Tangsel (21/9). Dalam rangka meramaikan acara Tangerang Selatan Global Innovation Forum 2016 (GIF 2016), Serat Indonesia yang dimotori oleh designer Maya Puspita mengadakan pagelaran busana yang menampilkan koleksi-koleksi dari Serat Indonesia sendiri dan juga menggandeng beberapa designer pakaian dan tas yang berada di Tangerang Selatan, seperti Anggra Collection, Bagasi Bunda, Kasoku Boutique dan Gleez.

Serat Indonesia adalah merk dari karya designer Maya Puspita yang sengaja mengangkat Kain Nusantara menjadi busana yang menawan. Kain Nusantara yang diangkatpun bukan hanya batik, yang sudah sangat dikenal secara Internasional tetapi termasuk tenun ikan, tenun otek NTB dan segala macam kain yang diproses secara tradisional oleh pengrajin-pengrajin Nusantara.

maya-puspita
Maya Puspita, Fashion Designer dan Founder Serat Indonesia (Foto: SetyaAdji)

Dalam rancangannya, Serat Indonesia mengemas kain tradisional menjadi sangat menarik dan elegan digunakan.

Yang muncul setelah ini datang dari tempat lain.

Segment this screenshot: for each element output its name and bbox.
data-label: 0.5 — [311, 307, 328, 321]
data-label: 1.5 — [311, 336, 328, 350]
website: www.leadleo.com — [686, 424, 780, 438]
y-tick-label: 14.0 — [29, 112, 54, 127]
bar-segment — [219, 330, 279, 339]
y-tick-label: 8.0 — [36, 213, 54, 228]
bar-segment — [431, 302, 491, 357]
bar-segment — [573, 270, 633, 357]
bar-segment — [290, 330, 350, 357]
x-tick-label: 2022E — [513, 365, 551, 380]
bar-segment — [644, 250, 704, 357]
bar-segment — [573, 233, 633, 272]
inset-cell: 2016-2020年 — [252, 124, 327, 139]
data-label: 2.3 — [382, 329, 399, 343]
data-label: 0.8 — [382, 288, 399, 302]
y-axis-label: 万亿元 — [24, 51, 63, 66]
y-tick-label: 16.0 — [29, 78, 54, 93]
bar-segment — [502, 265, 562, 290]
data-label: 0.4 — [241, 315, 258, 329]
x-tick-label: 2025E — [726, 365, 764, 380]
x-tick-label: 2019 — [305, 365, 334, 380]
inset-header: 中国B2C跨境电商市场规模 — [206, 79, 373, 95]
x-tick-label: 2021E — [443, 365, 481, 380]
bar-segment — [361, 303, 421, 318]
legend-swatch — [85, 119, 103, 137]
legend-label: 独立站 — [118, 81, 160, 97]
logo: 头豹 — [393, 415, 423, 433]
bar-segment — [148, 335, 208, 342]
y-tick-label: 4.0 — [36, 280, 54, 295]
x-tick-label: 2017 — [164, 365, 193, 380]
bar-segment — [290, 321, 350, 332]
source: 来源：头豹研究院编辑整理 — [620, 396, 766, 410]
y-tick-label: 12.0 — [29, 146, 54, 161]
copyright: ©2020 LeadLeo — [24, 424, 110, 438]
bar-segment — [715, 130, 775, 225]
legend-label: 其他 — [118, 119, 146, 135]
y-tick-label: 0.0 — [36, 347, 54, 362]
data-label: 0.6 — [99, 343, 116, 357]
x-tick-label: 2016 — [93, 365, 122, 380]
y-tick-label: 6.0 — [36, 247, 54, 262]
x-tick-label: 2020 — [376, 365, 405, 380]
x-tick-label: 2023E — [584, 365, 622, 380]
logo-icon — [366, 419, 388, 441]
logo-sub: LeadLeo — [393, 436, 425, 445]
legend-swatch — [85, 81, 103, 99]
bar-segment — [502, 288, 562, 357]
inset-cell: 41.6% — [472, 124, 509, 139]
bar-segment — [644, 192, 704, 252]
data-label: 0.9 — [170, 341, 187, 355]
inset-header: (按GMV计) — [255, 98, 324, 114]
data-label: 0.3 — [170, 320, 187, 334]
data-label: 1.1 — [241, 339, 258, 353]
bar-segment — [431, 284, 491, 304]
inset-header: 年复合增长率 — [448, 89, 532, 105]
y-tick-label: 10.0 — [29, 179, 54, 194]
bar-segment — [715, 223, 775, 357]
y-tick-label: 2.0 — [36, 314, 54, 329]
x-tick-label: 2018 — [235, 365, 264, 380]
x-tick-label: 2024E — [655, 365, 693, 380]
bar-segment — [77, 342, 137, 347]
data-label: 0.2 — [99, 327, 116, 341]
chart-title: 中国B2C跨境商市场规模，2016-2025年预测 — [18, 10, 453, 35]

Untuk busana pria, Serat Indonesia lebih mengedepankan pemakaian kain tradisional untuk aksen-aksen pada bagian-bagian tertentu dari kemeja pria. Selain menjadi ciri khas tersendiri, hal ini juga menjadikan rancangan kemeja dari Serat Indonesia sangat cocok digunakan untuk acara formal maupun non formal.

Maya Puspita beserta busana rancangannya di acara GIF 2016 (Foto:Rey)
Maya Puspita beserta busana rancangannya di acara GIF 2016 (Foto:Rey)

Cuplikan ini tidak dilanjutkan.